Saturday, November 17, 2012

Coursera Scala Course

I recently took the Scala Course on Coursera and thoroughly enjoyed it. It is the first time I've completed an on-line course - i usually slacken of. The combination of it being interesting and having other friends, like Greg, doing it was what pushed me to complete all of the assignments.

Overall the course was well structured and well run. A credit to Martin Odersky and his staff. If i could do it again, i'd probably try and watch more of the videos! Finding the time is always a struggle.

All said and done, i'm still not sure how i feel about Scala. You can create some very concise code in it, but i also find i can easily get tied in knots.  Still, i think it is good enough to try out on a small project before i make any firm judgements.

It would be great to do something similar in Clojure. I've dabbled here and there, but i'm a long way from being proficient. Next year maybe.

Thursday, November 1, 2012

Performance Analysis with Logscape

At work we have built a object based query model that works directly off of our domain objects. It is quite neat in that when we now add new fields / objects to our domain we can automatically construct queries on the new field/object.  The underlying data is stored in an Oracle Coherence cluster - there is lot of data!

As with any new method of querying, at some point you need to understand the performance of various components. As we are using coherence, getting down to the nitty gritty of where time is being spent can be difficult. For example, a query is composed on a client machine, is serialized and sent to an extend proxy, is then interpreted into something that coherence will understand, broken up in to pages, run against storage nodes, aggregated back on an extend node, populated with extra data, and finally sent back to the client - phew! A single query will span across 20 machines and 200+ JVMs. 

In order to collect some performance metrics for this we decided to dump instrumentation data to our log files.  We decided on the following pipe delimited format:

INFO  instrumentation - |8427b9bb-b371-4d2b-9383-c7784456068b|de64d0bb-3f16-41ba-a50d-598fe89ca313|0|METRIC|StorageNodeAggregationTime|0
   
Why pipe delimited? We use Logscape for searching our data. It can easily break up a pipe delimited output into sensible fields. To split the data into field we use the method described here. Specifically we created synthetic fields for queryId, instrumentation, metric, took, using option 2

split,\|,1

This is very fast, especially when you consider Logscape is running and indexing on all 20 machines in the cluster.

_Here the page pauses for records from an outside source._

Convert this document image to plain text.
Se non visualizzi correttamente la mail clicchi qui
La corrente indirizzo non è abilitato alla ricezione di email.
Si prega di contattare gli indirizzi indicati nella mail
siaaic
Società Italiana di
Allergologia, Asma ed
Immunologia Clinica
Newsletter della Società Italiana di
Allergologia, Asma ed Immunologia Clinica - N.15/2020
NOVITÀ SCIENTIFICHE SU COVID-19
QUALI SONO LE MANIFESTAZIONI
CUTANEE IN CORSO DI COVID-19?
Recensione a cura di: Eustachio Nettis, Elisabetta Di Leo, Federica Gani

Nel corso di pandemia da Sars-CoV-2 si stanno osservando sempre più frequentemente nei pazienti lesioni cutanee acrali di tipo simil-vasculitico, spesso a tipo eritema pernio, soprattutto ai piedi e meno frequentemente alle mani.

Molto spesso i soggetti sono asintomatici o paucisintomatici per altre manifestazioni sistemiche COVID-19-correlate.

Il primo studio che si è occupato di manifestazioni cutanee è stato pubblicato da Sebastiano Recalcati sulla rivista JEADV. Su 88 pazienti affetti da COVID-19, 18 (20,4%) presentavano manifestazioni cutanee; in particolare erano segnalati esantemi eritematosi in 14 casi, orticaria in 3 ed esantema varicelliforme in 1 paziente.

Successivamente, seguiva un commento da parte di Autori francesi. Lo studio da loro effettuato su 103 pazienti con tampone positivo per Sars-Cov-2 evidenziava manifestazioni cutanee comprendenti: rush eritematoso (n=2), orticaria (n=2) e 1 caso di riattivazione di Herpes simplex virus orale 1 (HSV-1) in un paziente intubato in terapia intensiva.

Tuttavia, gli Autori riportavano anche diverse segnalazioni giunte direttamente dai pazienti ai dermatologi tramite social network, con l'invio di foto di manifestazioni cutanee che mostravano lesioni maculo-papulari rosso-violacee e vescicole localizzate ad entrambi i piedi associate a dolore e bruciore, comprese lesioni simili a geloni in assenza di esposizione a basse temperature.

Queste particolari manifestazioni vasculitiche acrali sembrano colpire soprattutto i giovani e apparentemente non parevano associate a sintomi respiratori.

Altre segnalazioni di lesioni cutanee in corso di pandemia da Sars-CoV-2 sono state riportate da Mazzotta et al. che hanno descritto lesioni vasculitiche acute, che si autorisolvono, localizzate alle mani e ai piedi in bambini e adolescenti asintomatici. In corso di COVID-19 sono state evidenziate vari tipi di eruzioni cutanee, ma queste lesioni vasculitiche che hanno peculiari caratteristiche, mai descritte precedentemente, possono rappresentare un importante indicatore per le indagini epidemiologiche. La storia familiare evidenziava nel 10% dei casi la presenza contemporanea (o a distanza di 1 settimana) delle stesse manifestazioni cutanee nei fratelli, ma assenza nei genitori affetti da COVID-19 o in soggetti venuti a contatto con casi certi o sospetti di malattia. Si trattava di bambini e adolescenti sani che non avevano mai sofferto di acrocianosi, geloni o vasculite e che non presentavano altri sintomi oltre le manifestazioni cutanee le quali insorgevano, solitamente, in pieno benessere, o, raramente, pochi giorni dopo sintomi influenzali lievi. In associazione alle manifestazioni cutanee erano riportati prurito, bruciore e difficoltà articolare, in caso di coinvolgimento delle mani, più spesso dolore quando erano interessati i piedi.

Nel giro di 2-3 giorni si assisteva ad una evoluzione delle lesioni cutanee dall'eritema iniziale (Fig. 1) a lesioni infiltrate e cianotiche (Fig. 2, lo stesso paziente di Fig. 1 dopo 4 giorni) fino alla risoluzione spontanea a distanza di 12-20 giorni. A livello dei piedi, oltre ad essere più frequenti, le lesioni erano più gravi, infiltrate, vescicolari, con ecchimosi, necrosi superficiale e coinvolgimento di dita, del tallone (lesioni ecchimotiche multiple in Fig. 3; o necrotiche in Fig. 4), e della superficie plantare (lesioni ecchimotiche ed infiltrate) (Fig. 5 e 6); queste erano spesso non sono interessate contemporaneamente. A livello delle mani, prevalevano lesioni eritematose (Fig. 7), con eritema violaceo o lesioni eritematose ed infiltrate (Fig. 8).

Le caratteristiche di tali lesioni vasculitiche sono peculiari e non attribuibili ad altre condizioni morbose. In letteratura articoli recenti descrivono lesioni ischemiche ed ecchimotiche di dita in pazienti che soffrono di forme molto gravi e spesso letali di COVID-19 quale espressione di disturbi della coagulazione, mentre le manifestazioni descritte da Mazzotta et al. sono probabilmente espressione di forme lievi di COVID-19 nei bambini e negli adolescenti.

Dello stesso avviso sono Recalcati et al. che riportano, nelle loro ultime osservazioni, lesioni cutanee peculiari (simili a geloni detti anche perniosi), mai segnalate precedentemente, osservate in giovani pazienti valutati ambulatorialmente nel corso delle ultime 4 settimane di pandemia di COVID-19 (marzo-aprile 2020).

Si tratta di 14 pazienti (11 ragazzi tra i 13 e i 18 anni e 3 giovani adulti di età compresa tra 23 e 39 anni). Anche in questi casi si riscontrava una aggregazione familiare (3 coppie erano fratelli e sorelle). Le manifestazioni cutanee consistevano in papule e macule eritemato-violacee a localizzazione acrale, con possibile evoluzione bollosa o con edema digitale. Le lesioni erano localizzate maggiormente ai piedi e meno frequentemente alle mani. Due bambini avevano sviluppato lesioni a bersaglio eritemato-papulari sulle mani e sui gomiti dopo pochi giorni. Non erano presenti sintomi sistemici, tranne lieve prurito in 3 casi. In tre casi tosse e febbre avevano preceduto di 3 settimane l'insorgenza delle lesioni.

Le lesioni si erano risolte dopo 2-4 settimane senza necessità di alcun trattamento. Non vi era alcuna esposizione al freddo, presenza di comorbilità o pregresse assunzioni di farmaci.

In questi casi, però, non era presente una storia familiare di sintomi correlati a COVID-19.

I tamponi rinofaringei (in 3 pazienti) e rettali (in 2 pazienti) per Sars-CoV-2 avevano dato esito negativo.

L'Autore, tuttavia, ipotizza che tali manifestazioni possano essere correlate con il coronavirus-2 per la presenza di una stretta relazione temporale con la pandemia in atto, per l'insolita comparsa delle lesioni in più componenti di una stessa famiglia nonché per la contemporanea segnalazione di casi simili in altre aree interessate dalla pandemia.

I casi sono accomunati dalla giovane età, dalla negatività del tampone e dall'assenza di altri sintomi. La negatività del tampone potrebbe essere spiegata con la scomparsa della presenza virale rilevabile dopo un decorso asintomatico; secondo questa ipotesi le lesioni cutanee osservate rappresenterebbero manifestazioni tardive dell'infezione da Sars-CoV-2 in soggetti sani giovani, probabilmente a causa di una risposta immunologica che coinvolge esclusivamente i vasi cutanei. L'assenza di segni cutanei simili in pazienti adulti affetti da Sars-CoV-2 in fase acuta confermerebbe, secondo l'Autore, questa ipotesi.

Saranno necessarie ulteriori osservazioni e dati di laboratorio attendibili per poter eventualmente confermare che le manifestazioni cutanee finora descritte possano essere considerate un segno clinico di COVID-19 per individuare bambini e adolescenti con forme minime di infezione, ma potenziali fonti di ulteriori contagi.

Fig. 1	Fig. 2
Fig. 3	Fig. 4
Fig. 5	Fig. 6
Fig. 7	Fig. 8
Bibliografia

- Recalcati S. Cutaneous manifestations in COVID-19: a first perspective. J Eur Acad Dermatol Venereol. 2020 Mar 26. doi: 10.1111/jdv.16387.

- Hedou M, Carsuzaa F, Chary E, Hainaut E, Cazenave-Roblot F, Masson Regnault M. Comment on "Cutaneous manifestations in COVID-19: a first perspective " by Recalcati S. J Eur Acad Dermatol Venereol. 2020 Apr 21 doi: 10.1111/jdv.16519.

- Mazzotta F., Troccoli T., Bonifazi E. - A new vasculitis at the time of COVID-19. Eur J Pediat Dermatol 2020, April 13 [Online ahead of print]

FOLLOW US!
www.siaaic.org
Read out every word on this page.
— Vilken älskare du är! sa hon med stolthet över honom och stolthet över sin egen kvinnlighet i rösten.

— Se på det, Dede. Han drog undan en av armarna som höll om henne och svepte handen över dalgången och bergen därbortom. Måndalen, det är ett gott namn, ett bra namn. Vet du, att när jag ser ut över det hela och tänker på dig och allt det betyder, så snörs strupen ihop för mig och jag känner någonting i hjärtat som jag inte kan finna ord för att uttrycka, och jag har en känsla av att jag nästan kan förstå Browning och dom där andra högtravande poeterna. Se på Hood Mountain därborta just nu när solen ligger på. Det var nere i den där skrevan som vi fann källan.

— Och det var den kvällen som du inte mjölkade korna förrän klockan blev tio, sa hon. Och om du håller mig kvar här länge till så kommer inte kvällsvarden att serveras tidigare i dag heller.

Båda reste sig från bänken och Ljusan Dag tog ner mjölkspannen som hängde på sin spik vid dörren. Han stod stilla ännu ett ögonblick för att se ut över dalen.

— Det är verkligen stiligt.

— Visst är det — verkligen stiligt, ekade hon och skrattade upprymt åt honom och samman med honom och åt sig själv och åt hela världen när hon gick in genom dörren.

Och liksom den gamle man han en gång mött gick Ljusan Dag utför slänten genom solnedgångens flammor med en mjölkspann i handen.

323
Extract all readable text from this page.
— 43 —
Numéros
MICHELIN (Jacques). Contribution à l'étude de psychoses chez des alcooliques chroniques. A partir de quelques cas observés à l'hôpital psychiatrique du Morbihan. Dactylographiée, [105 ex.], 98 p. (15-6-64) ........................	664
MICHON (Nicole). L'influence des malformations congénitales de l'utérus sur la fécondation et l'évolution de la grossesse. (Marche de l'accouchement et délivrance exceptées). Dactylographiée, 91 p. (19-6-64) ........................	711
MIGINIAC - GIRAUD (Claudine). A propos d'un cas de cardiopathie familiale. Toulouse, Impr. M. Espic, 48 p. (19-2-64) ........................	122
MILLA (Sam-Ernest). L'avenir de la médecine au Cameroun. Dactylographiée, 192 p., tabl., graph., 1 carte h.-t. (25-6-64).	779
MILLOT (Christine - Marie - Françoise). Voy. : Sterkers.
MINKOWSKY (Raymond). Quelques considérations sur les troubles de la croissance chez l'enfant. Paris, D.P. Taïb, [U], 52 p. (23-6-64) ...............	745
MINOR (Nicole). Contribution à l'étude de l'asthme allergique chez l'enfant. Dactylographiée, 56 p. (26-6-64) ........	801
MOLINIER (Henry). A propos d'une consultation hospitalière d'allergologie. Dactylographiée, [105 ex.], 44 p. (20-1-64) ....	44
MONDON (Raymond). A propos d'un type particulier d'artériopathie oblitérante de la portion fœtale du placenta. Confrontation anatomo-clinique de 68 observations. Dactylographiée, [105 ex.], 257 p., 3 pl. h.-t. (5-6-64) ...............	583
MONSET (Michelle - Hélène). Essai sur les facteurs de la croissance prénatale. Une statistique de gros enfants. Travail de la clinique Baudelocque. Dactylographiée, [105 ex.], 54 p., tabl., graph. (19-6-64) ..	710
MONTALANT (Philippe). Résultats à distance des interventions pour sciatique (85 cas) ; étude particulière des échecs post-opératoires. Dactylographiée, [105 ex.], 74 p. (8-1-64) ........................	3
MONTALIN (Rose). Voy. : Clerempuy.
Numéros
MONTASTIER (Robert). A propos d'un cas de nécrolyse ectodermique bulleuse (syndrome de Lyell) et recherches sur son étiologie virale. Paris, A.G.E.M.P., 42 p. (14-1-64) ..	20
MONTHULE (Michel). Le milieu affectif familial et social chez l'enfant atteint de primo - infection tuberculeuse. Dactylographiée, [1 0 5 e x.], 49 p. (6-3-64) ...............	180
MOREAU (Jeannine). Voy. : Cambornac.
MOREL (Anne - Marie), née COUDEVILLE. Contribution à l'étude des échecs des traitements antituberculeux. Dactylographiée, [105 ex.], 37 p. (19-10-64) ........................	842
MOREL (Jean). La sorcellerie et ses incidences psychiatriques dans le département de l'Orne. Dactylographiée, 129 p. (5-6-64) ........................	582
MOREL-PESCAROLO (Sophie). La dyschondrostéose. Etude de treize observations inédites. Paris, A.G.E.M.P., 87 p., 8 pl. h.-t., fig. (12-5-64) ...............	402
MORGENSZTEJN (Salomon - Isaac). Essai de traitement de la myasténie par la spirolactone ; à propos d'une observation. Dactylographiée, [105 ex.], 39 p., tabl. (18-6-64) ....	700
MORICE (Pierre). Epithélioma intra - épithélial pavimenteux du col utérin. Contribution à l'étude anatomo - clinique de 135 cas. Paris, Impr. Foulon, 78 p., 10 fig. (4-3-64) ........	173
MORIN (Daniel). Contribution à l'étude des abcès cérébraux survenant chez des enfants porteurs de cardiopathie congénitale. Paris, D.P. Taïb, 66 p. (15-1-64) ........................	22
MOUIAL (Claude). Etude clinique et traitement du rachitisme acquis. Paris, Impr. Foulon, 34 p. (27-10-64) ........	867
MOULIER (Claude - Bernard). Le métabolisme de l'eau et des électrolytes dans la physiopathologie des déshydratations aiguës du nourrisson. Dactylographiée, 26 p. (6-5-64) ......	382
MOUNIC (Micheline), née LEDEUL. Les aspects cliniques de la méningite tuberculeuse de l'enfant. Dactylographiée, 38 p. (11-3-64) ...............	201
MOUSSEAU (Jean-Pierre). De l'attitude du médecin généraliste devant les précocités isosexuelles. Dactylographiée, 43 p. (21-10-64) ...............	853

Now we have this set up we can run queries like this:

type='fabric' instrumentation | instrumentation.not(Artifact) took.avg(metric) chart(table) buckets(1)
The above query will search across all log files mapped to the fabric data type. It will initially match on lines containing the word 'instrumentation',it then filters out all of the lines where the instrumentation field is Artifact (we only care about METRIC) and then sums the Took field for each metric. All of this produces a table like below


This is an average time spent by all queries that have run on our cluster (time is in milliseconds). Whilst this is useful, we usually just want to see a sum of the times for a single query. We achieve this with a slightly different search:


type='fabric' instrumentation | queryId.equals({0}) instrumentation.not(Artifact)  took.sum(metric) chart(table) buckets(1)
This query introduces a variable {0} we can either fill this in via the variables text field in logscape or we can generate a link that will open the search and fill this in automatically. Instead of avg we use sum as we want to see what the total timings were for a particular query. We end up with another table:

So we can see that a lot of time is spent populating dimensions - we now can go make some changes to the code, run it again, and hopefully get some better figures. Anyway, go checkout Logscape it is a great bit of software for analyzing large amounts of machine data spread out across many servers.